In this study we have elucidated several advantages of simultaneously using both GPS and ITLT in patients with inferior AMI complicated by massive thrombus. In general, the risk area in inferior AMI is smaller than that in anterior AMI.13Hence, final infarct size tends to be smaller. However, primary PCI using metallic stents occasionally causes no or low-reflow phenomena14 when carried out without any distal coronary protection. Microembolisation into distal coronary territory as well as microvascular damage due to ischemia lead to no-reflow phenomena.1 The no-reflow zone within the initial risk area progressively increases in size for several minutes, or even hours, shortly after coronary recanalization.2?Leukocytes, platelets, and adhesion molecules also contribute to these processes.3 Therefore, special attention needs to be paid to the PCI strategy immediately before and shortly after coronary recanalization. In cases where GPS is not used, unresolved massive thrombus that slip down into distal coronary region might cause distal coronary embolization.1 As well, several massive thrombus can not be fully resolved due to the extensive fibrin-mesh formation.5 Our proposed PCI strategies might affect a lesser level of injured microvascular integrity within the initial risk area. Although these procedures can appear slightly complicated and prolong the required time, these strategies should be able to be safely accomplished in most cases, except for patients who have massive thrombus in an ostial lesion of the right coronary artery.

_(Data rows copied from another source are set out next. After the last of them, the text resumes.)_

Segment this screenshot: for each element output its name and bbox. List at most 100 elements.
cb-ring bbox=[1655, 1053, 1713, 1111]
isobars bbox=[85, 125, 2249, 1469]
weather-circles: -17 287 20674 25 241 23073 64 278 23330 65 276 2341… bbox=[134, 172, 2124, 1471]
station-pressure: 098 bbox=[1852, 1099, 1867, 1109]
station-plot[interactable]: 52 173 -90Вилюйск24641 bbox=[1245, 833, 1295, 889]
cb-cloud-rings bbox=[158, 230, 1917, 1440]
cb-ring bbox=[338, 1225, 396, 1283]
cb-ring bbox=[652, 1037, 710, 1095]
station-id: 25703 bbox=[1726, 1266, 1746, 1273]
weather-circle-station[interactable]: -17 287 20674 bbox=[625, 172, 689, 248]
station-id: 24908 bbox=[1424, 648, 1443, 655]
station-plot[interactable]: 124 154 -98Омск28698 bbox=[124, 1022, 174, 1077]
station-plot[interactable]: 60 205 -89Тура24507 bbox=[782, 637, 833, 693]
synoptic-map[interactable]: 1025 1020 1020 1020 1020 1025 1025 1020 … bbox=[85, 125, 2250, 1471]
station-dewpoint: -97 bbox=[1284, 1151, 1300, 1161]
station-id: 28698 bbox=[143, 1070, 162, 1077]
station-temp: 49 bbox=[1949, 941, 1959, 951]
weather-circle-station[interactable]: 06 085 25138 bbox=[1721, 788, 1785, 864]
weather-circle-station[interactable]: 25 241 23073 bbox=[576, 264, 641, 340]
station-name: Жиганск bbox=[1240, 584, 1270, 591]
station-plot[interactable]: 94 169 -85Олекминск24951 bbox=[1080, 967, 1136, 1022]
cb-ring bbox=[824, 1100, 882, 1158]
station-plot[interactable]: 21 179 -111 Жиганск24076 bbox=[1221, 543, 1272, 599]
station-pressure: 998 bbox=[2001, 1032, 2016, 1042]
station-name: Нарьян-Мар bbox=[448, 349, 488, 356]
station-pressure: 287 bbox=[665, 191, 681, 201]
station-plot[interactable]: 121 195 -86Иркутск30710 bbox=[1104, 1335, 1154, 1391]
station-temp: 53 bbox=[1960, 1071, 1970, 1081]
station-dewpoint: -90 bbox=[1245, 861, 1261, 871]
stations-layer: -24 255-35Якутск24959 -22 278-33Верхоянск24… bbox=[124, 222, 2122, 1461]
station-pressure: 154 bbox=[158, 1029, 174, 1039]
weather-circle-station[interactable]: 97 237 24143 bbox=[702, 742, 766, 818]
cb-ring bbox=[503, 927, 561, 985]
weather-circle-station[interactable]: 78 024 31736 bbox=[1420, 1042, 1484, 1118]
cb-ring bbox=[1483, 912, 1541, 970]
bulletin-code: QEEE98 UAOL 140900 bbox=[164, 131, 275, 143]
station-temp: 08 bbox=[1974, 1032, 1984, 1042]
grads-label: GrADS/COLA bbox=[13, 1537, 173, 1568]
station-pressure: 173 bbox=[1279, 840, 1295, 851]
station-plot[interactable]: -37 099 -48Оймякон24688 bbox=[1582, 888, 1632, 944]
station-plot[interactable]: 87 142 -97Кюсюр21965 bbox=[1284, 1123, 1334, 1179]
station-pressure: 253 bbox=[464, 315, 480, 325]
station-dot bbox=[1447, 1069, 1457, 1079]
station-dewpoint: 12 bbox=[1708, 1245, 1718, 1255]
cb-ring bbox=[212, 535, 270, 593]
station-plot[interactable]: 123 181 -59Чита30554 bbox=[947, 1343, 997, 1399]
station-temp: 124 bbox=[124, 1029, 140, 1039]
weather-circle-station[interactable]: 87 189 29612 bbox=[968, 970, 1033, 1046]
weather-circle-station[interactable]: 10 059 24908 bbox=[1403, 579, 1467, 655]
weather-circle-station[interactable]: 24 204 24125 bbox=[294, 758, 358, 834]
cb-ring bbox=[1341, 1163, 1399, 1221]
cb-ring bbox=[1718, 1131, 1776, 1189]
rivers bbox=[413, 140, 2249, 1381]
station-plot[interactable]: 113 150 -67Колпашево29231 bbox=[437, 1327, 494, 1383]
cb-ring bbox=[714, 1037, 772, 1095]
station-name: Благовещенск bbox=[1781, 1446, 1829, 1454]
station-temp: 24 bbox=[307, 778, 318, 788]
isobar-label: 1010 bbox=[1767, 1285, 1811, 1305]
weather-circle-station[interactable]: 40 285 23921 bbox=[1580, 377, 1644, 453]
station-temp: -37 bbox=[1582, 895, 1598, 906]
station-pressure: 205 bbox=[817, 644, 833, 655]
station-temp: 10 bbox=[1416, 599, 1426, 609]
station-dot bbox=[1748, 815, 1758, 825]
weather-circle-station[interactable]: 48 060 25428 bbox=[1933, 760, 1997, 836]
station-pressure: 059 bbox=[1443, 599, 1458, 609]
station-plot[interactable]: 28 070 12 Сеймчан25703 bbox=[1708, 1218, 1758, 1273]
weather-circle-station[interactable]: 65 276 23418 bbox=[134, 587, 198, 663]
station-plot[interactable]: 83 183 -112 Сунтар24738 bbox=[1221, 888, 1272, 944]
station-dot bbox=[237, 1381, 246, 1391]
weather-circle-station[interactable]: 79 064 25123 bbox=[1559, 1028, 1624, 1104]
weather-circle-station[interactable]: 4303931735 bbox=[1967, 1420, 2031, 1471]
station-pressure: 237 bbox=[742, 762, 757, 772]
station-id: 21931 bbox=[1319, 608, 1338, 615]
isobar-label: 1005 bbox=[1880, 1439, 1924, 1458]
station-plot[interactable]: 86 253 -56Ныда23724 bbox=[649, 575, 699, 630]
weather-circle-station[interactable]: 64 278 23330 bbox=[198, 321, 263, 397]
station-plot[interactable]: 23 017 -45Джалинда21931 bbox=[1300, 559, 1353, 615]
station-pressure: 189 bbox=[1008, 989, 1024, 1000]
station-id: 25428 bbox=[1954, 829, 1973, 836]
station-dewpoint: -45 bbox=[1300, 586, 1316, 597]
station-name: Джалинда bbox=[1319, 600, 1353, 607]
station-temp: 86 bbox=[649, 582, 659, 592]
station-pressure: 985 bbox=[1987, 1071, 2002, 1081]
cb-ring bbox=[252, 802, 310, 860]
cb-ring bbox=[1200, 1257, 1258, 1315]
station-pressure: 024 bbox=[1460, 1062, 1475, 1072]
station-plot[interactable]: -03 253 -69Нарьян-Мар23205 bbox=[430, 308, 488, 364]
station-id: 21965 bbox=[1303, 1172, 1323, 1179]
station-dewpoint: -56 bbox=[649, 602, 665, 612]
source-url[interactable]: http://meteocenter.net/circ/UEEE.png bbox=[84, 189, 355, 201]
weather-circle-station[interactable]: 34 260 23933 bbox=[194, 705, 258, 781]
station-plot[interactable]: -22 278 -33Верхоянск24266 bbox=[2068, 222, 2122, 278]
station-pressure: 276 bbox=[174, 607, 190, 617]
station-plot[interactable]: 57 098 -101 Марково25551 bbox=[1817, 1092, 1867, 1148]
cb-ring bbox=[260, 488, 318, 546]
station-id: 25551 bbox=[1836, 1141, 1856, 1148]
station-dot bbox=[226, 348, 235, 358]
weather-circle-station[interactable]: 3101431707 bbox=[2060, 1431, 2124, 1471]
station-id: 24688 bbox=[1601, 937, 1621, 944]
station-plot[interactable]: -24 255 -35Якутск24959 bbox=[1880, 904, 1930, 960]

Several limitations underlay this study. This was a highly selective, small, non-randomized study without a definitive control group. Our findings need to be confirmed in a prospective large cohort study. We could not set a definitive controlled group for ethical reasons, i.e. a group with PCI but without any additional treatment. However, our three groups indicated similar baseline characteristics, and multivariate analysis validated part of our hypotheses. In Japan, IIb/IIIa antagonists3 have not yet been made available for general clinical use; the additional minimum use of intra-coronary administration of IIb/IIIa antagonists with tissue plasminogen activator17 might have shown greater effectiveness in reducing procedural complications. We could not objectively measure the amounts of thrombus burden retrieved after completion of aspiration.2 Finally, right ventricular function18 as well as microvascular integrity could not be evaluated in detail.
In spite of the small study cohort, ITLT using an FC-catheter followed by PCI with a GPS may reduce procedural complications during PCI in patients with inferior wall AMI and massive intracoronary thrombus not treated with glycoprotein IIb / IIIa inhibitors. These results may indicate a promising strategy in patients with inferior AMI complicated by massive thrombus.